The fifth survey was carried between the years 2019 and 2021 in two phases. Arunachal Pradesh, Chandigarh, Chhattisgarh, Haryana, Jharkhand, Madhya Pradesh, National Capital Territory of Delhi, Odisha, Puducherry, Punjab, Rajasthan, Tamil Nadu, Uttar Pradesh and Uttarakhand were surveyed in phase 2. All the states have accomplished the replacement level, except Madhya Pradesh, Rajasthan, Jharkhand and Uttar Pradesh.
A decrease in TFR was a huge achievement for India’s family-planning programme, said Poonam Muttreja, executive director of the Population Foundation of India, adding that these didn’t include coercive policies.
"These findings bust the population explosion myth and show that India must steer away from coercive measures of population control. The government must adopt a targeted social and behaviour-change communication strategy to ensure that men also take responsibility for family planning," she said. She further added that most programmes assume women to be the primary users of contraceptives. There is a lack of mediations that focus on improving male engagement in family planning, she said.
There has been significant growth in several indicators related to fertility, family planning, age at marriage, but there were concerns regarding nutrition, gender-based violence and low levels of digital literacy among women, showed data.

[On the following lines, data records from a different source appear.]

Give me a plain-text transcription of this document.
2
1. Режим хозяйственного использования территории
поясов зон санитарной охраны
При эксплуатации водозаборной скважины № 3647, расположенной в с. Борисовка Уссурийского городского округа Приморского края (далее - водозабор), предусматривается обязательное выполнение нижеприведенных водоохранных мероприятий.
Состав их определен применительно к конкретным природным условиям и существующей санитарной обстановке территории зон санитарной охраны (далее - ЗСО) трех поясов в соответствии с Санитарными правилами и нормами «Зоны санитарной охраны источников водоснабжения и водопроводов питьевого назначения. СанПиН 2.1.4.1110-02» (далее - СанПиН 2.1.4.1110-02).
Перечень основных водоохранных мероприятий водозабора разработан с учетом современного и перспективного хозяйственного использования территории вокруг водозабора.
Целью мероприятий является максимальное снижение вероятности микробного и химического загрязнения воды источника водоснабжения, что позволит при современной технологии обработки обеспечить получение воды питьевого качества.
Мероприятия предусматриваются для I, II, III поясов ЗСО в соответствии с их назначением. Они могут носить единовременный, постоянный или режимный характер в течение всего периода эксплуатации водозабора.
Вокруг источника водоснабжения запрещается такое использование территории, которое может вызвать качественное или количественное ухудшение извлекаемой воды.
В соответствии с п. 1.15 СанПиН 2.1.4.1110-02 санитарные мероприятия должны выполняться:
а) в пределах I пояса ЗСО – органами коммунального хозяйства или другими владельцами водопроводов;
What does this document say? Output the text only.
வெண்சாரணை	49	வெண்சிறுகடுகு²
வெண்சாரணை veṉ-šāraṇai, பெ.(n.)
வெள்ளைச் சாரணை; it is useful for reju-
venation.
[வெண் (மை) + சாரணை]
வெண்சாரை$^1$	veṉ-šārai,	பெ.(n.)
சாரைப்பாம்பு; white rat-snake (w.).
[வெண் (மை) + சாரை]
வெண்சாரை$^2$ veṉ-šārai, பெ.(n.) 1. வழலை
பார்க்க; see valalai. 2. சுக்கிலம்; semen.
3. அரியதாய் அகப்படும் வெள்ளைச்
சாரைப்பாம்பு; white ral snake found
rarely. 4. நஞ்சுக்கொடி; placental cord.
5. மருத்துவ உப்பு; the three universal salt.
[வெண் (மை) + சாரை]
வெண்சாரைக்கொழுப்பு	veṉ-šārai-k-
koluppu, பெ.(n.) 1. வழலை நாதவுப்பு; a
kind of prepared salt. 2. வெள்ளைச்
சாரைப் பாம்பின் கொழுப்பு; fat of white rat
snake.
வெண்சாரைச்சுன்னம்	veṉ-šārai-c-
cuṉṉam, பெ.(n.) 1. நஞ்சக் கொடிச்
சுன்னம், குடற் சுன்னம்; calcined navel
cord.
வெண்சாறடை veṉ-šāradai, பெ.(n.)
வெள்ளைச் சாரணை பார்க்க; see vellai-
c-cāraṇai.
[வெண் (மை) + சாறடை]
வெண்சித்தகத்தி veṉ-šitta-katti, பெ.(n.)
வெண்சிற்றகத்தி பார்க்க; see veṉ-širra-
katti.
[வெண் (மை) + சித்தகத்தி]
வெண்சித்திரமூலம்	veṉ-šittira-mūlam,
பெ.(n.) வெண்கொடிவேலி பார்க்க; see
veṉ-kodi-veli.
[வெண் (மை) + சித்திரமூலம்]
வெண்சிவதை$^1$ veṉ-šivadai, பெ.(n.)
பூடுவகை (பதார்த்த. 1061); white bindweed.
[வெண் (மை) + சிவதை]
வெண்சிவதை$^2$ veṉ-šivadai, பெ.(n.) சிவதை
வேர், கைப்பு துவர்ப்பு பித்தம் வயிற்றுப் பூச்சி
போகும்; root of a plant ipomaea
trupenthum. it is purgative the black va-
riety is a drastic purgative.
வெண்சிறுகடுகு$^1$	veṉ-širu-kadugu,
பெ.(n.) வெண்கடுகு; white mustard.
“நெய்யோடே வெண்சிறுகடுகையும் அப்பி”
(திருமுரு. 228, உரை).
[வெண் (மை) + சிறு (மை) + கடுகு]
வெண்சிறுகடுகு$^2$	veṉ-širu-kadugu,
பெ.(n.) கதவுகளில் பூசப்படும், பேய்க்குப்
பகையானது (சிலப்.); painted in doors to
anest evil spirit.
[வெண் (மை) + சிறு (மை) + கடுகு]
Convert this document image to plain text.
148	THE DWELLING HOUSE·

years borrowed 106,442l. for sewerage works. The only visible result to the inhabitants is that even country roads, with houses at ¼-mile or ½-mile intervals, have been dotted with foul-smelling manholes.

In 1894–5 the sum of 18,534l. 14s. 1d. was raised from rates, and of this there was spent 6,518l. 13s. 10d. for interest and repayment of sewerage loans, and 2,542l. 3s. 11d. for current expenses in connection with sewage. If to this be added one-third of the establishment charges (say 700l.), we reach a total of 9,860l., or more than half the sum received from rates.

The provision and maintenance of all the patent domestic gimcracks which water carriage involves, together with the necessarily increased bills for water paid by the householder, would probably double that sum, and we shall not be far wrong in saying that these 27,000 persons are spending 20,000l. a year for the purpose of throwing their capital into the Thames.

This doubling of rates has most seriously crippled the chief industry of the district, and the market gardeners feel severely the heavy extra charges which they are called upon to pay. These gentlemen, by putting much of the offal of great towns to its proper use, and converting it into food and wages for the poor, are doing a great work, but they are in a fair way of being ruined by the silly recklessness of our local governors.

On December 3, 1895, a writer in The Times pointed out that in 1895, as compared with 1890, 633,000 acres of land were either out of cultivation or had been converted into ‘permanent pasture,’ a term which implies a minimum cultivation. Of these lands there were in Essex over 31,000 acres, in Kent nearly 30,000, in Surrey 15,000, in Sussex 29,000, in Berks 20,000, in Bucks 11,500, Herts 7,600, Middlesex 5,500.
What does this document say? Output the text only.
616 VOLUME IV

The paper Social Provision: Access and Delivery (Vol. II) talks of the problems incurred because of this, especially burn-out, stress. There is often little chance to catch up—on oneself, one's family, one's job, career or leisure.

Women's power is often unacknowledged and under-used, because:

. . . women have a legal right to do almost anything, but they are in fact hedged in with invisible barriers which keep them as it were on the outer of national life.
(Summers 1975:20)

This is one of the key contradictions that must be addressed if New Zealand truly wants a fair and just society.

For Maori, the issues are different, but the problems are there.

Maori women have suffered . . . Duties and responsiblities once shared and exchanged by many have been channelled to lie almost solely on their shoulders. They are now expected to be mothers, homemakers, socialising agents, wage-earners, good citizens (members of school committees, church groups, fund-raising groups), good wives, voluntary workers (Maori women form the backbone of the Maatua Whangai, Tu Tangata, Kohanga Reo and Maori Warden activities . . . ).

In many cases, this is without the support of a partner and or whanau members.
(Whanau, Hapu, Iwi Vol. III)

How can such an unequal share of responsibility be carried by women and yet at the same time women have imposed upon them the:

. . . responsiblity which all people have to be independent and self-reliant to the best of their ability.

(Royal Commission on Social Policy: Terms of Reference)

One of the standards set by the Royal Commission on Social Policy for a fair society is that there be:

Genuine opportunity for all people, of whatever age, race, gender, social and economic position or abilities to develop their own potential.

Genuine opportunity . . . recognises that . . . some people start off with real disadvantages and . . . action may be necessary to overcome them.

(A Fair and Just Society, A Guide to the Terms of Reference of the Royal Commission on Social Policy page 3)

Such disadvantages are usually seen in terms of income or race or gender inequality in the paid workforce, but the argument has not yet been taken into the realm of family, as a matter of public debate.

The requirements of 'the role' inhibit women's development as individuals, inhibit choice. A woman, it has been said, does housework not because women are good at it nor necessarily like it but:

In the findings, the survey also shows a substantial increase in institutional births from 79 per cent to 89 percent at the nationwide level. Still, institutional delivery is 100% in Puducherry and Tamil Nadu and over 90% in 7 States/UTs out of 12 Phase II States/UTs.
Apart from a rise in institutional births, the survey has found that there has also been a large increase in C-section deliveries in many States/UTs, particularly in private healthcare facilities.